Há algum tempo, o modelo de educação tradicional não considerava a realidade das comunidades e muito menos sua qualidade de saúde (Carvalho, 1978). Atualmente, verifica-se uma evolução deste modelo, pretendendo-se promover padrões de higiene através da abordagem de procedimentos básicos com os mais jovens, a aplicação de métodos e materiais de limpeza, além de uma alimentação adequada. O novo modelo estabelece uma relação de causa e efeito com a questão da existência de enfermidades, seja pela ausência de atitudes preventivas ou pelo reconhecimento dos sinais iniciais de adoecimento e conscientização das opções de tratamento (Tatochenco, 1979).

O incremento da capacidade intelectual das castas mais pobres da sociedade tem exposto a inefetividade do modelo tradicional de educação. Isto é resultante, principalmente, de interesses políticos distintos das próprias populações.
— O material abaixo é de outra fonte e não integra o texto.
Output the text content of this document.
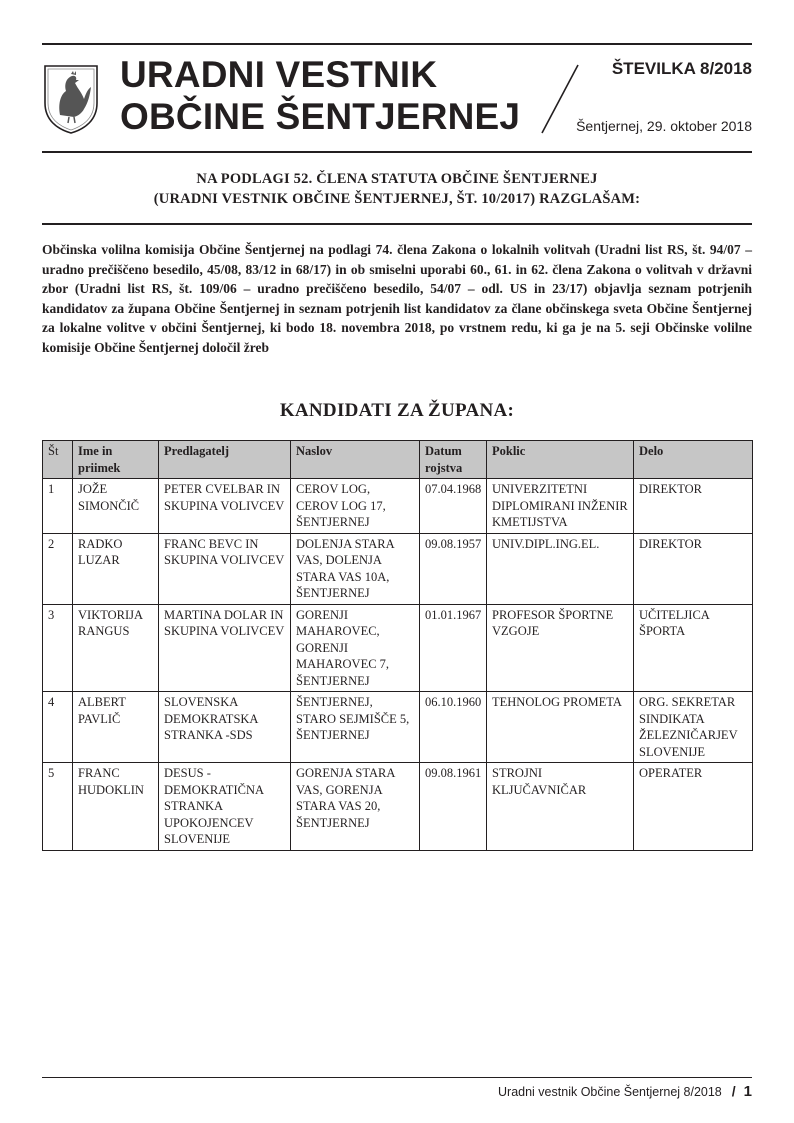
URADNI VESTNIK
OBČINE ŠENTJERNEJ
ŠTEVILKA 8/2018
Šentjernej, 29. oktober 2018
NA PODLAGI 52. ČLENA STATUTA OBČINE ŠENTJERNEJ
(URADNI VESTNIK OBČINE ŠENTJERNEJ, ŠT. 10/2017) RAZGLAŠAM:

Občinska volilna komisija Občine Šentjernej na podlagi 74. člena Zakona o lokalnih volitvah (Uradni list RS, št. 94/07 – uradno prečiščeno besedilo, 45/08, 83/12 in 68/17) in ob smiselni uporabi 60., 61. in 62. člena Zakona o volitvah v državni zbor (Uradni list RS, št. 109/06 – uradno prečiščeno besedilo, 54/07 – odl. US in 23/17) objavlja seznam potrjenih kandidatov za župana Občine Šentjernej in seznam potrjenih list kandidatov za člane občinskega sveta Občine Šentjernej za lokalne volitve v občini Šentjernej, ki bodo 18. novembra 2018, po vrstnem redu, ki ga je na 5. seji Občinske volilne komisije Občine Šentjernej določil žreb

KANDIDATI ZA ŽUPANA:
Št	Ime in priimek	Predlagatelj	Naslov	Datum rojstva	Poklic	Delo
1	JOŽE SIMONČIČ	PETER CVELBAR IN SKUPINA VOLIVCEV	CEROV LOG, CEROV LOG 17, ŠENTJERNEJ	07.04.1968	UNIVERZITETNI DIPLOMIRANI INŽENIR KMETIJSTVA	DIREKTOR
2	RADKO LUZAR	FRANC BEVC IN SKUPINA VOLIVCEV	DOLENJA STARA VAS, DOLENJA STARA VAS 10A, ŠENTJERNEJ	09.08.1957	UNIV.DIPL.ING.EL.	DIREKTOR
3	VIKTORIJA RANGUS	MARTINA DOLAR IN SKUPINA VOLIVCEV	GORENJI MAHAROVEC, GORENJI MAHAROVEC 7, ŠENTJERNEJ	01.01.1967	PROFESOR ŠPORTNE VZGOJE	UČITELJICA ŠPORTA
4	ALBERT PAVLIČ	SLOVENSKA DEMOKRATSKA STRANKA -SDS	ŠENTJERNEJ, STARO SEJMIŠČE 5, ŠENTJERNEJ	06.10.1960	TEHNOLOG PROMETA	ORG. SEKRETAR SINDIKATA ŽELEZNIČARJEV SLOVENIJE
5	FRANC HUDOKLIN	DESUS - DEMOKRATIČNA STRANKA UPOKOJENCEV SLOVENIJE	GORENJA STARA VAS, GORENJA STARA VAS 20, ŠENTJERNEJ	09.08.1961	STROJNI KLJUČAVNIČAR	OPERATER
Uradni vestnik Občine Šentjernej 8/2018 / 1
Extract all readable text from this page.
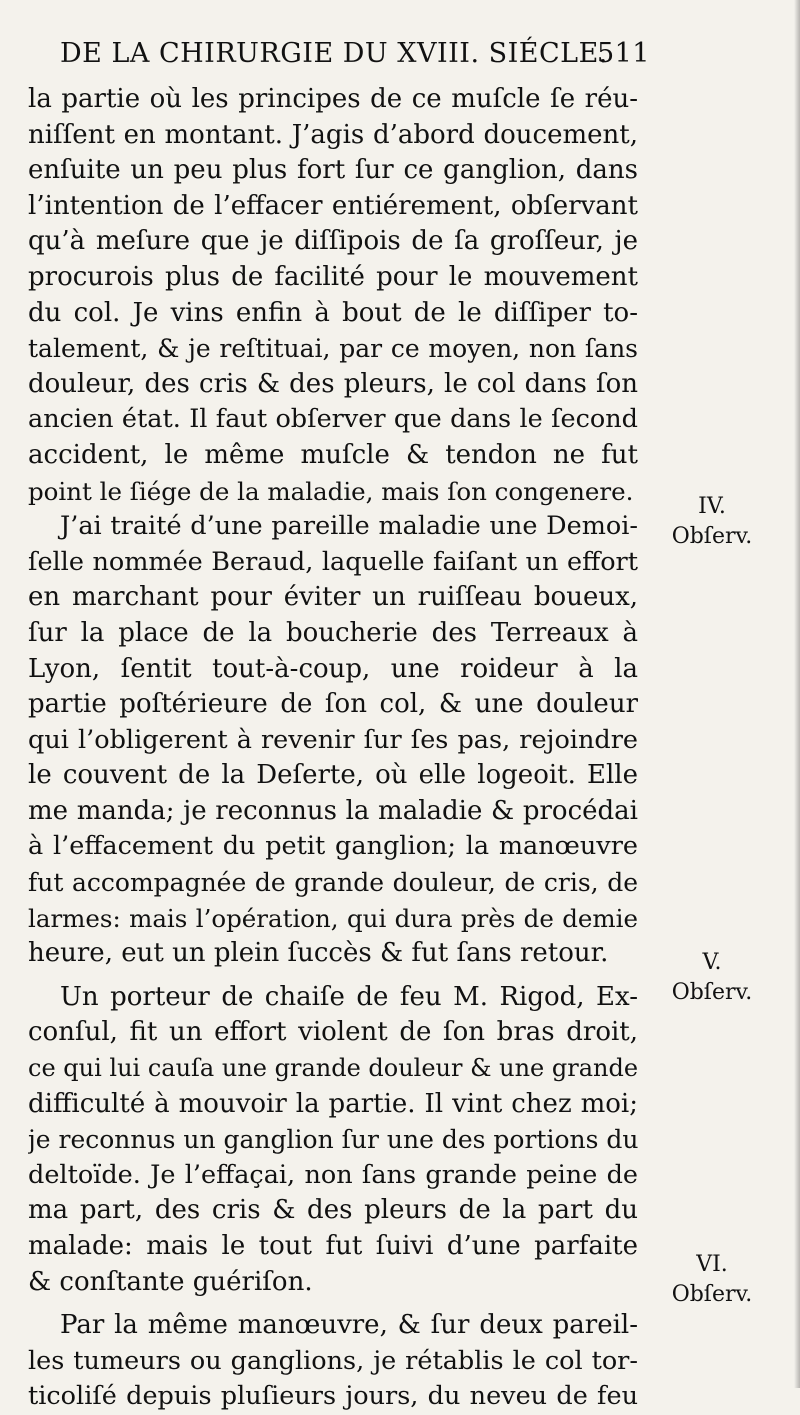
DE LA CHIRURGIE DU XVIII. SIÉCLE.
511
la partie où les principes de ce muſcle ſe réu-
niſſent en montant. J’agis d’abord doucement,
enſuite un peu plus fort ſur ce ganglion, dans
l’intention de l’effacer entiérement, obſervant
qu’à meſure que je diſſipois de ſa groſſeur, je
procurois plus de facilité pour le mouvement
du col. Je vins enfin à bout de le diſſiper to-
talement, & je reſtituai, par ce moyen, non ſans
douleur, des cris & des pleurs, le col dans ſon
ancien état. Il faut obſerver que dans le ſecond
accident, le même muſcle & tendon ne fut
point le ſiége de la maladie, mais ſon congenere.
J’ai traité d’une pareille maladie une Demoi-
ſelle nommée Beraud, laquelle faiſant un effort
en marchant pour éviter un ruiſſeau boueux,
ſur la place de la boucherie des Terreaux à
Lyon, ſentit tout-à-coup, une roideur à la
partie poſtérieure de ſon col, & une douleur
qui l’obligerent à revenir ſur ſes pas, rejoindre
le couvent de la Deſerte, où elle logeoit. Elle
me manda; je reconnus la maladie & procédai
à l’effacement du petit ganglion; la manœuvre
fut accompagnée de grande douleur, de cris, de
larmes: mais l’opération, qui dura près de demie
heure, eut un plein ſuccès & fut ſans retour.
Un porteur de chaiſe de feu M. Rigod, Ex-
conſul, fit un effort violent de ſon bras droit,
ce qui lui cauſa une grande douleur & une grande
difficulté à mouvoir la partie. Il vint chez moi;
je reconnus un ganglion ſur une des portions du
deltoïde. Je l’effaçai, non ſans grande peine de
ma part, des cris & des pleurs de la part du
malade: mais le tout fut ſuivi d’une parfaite
& conſtante guériſon.
Par la même manœuvre, & ſur deux pareil-
les tumeurs ou ganglions, je rétablis le col tor-
ticoliſé depuis pluſieurs jours, du neveu de feu
IV.
Obſerv.
V.
Obſerv.
VI.
Obſerv.
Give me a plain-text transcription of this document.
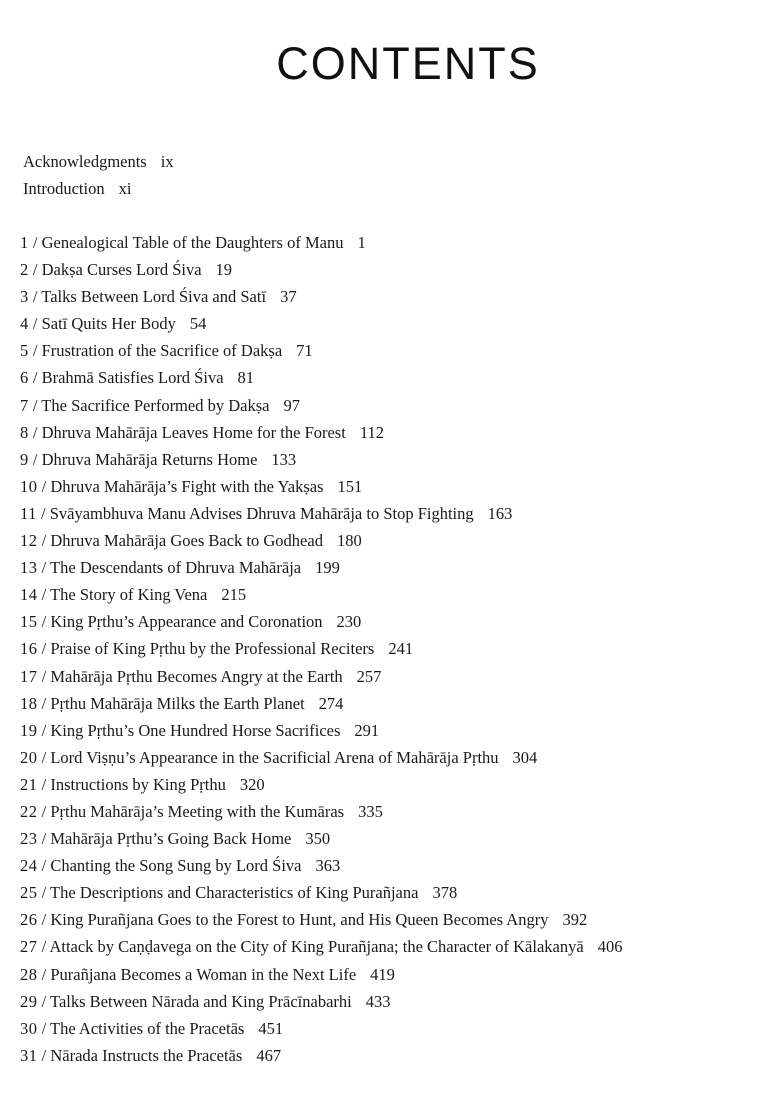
CONTENTS
Acknowledgments ix
Introduction xi
1 / Genealogical Table of the Daughters of Manu 1
2 / Dakṣa Curses Lord Śiva 19
3 / Talks Between Lord Śiva and Satī 37
4 / Satī Quits Her Body 54
5 / Frustration of the Sacrifice of Dakṣa 71
6 / Brahmā Satisfies Lord Śiva 81
7 / The Sacrifice Performed by Dakṣa 97
8 / Dhruva Mahārāja Leaves Home for the Forest 112
9 / Dhruva Mahārāja Returns Home 133
10 / Dhruva Mahārāja’s Fight with the Yakṣas 151
11 / Svāyambhuva Manu Advises Dhruva Mahārāja to Stop Fighting 163
12 / Dhruva Mahārāja Goes Back to Godhead 180
13 / The Descendants of Dhruva Mahārāja 199
14 / The Story of King Vena 215
15 / King Pṛthu’s Appearance and Coronation 230
16 / Praise of King Pṛthu by the Professional Reciters 241
17 / Mahārāja Pṛthu Becomes Angry at the Earth 257
18 / Pṛthu Mahārāja Milks the Earth Planet 274
19 / King Pṛthu’s One Hundred Horse Sacrifices 291
20 / Lord Viṣṇu’s Appearance in the Sacrificial Arena of Mahārāja Pṛthu 304
21 / Instructions by King Pṛthu 320
22 / Pṛthu Mahārāja’s Meeting with the Kumāras 335
23 / Mahārāja Pṛthu’s Going Back Home 350
24 / Chanting the Song Sung by Lord Śiva 363
25 / The Descriptions and Characteristics of King Purañjana 378
26 / King Purañjana Goes to the Forest to Hunt, and His Queen Becomes Angry 392
27 / Attack by Caṇḍavega on the City of King Purañjana; the Character of Kālakanyā 406
28 / Purañjana Becomes a Woman in the Next Life 419
29 / Talks Between Nārada and King Prācīnabarhi 433
30 / The Activities of the Pracetās 451
31 / Nārada Instructs the Pracetās 467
Nesta concepção, a atuação educacional utiliza-se de um modelo ultrapassado baseado em conceitos técnicos transmitidos verticalmente e que não considera valorável a historicidade das práticas e dos conteúdos educacionais.

Ao contrário, na atualidade, sabe-se que a educação em saúde para ser efetiva deve se basear principalmente na valorização da sabedoria local e no reconhecimento das práticas populares no enfrentamento dos problemas, necessitando de uma adequação e atualização constantes das informações técnico-científicas em desenvolvimento, na manutenção constante do foco na promoção da saúde e na melhoria da qualidade de vida (Júnio; Barbosa, 2017). Neste sentido, é de extrema importância que os educadores promovam a educação participativa onde o saber técnico e a sabedoria popular se complementam. Os conteúdos não são exclusivos do educador, evoluindo da prática: “o saber nasce e se desenvolve à medida que as pessoas refletem sobre as experiências vividas em todas as práticas" (Freire, 1979). A aplicação do conceito de saúde e doença no ensino resulta, assim, no questionamento sobre as várias dimensões que envolvem esses conceitos, e sobre a sua natureza complexa e multifacetada (Schall, 1994).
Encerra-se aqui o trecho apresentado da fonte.